Dunque questi iniziava un lungo viaggio attraverso il mondo dell'oltretomba. Il defunto veniva condotto da
Anubi, il dio dei morti, nella cosiddetta Sala delle Due Verità. A un'estremità c'era Osiride, seduto su un trono e
accompagnato da altre divinità e 42 giudici. Al centro della sala era posta la bilancia, le cui assi erano misurate
attentamente da Thot, dio degli scribi, sulla quale veniva pesato il cuore del defunto. Davanti alla divinità e ai
giudici, il defunto doveva pronunciare la confessione negativa: la sua dichiarazione di innocenza. Dopodiché, se il
piatto sul quale giaceva il cuore si fosse inclinato più di quello sul quale giaceva la piuma, simbolo della giustizia,
questi sarebbe stato divorato da Amit, un mostro metà ippopotamo e metà leonessa. In caso contrario il defunto
sarebbe potuto entrare nel regno di Osiride e raggiungere così i campi di Iaru, una sorta di paradiso, dove gli
ushabti, ometti di legno costruiti appositamente, avrebbero lavorato per soddisfare le sue necessità.

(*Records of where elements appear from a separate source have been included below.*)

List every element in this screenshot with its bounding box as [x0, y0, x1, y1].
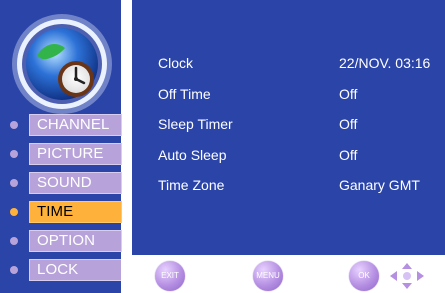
menu-bullet — [10, 179, 18, 187]
time-zone-value[interactable]: Ganary GMT — [339, 176, 420, 194]
menu-item-label: PICTURE — [29, 143, 122, 165]
menu-item-option[interactable]: OPTION — [10, 230, 122, 252]
sleep-timer-label: Sleep Timer — [158, 116, 233, 132]
auto-sleep-label: Auto Sleep — [158, 147, 227, 163]
menu-item-lock[interactable]: LOCK — [10, 259, 122, 281]
menu-bullet — [10, 266, 18, 274]
sidebar: CHANNEL PICTURE SOUND TIME OPTION LOCK — [0, 0, 122, 293]
menu-button[interactable]: MENU — [253, 261, 283, 291]
time-zone-label: Time Zone — [158, 177, 225, 193]
clock-icon — [12, 14, 112, 114]
menu-item-time[interactable]: TIME — [10, 201, 122, 223]
time-settings-panel: Clock 22/NOV. 03:16 Off Time Off Sleep T… — [132, 0, 445, 255]
menu-item-label: OPTION — [29, 230, 122, 252]
menu-item-channel[interactable]: CHANNEL — [10, 114, 122, 136]
exit-button[interactable]: EXIT — [155, 261, 185, 291]
menu-bullet — [10, 237, 18, 245]
menu-item-label: SOUND — [29, 172, 122, 194]
menu-item-label: LOCK — [29, 259, 122, 281]
off-time-label: Off Time — [158, 86, 211, 102]
clock-label: Clock — [158, 55, 194, 71]
directional-arrows-icon[interactable] — [389, 262, 425, 290]
menu-item-picture[interactable]: PICTURE — [10, 143, 122, 165]
clock-value[interactable]: 22/NOV. 03:16 — [339, 54, 430, 72]
auto-sleep-value[interactable]: Off — [339, 146, 357, 164]
menu-item-sound[interactable]: SOUND — [10, 172, 122, 194]
sleep-timer-value[interactable]: Off — [339, 115, 357, 133]
menu-item-label: CHANNEL — [29, 114, 122, 136]
ok-button[interactable]: OK — [349, 261, 379, 291]
menu-bullet — [10, 121, 18, 129]
menu-item-label: TIME — [29, 201, 122, 223]
off-time-value[interactable]: Off — [339, 85, 357, 103]
menu-bullet — [10, 150, 18, 158]
menu-bullet — [10, 208, 18, 216]
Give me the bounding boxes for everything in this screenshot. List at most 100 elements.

Prima di raggiungere però la gradita meta, l'anima del defunto doveva compiere un lungo viaggio. Sulla
barca del dio Ra, si doveva oltrepassare un lago infuocato, sorvegliato da quattro babbuini, affrontare coccodrilli,
serpenti e il perfido Apofi, gigantesco mostro condannato in eterno a minacciare l'affondamento della barca di Ra.
Unico aiuto per il defunto erano gli amuleti e le formule posti dai sacerdoti durante la mummificazione.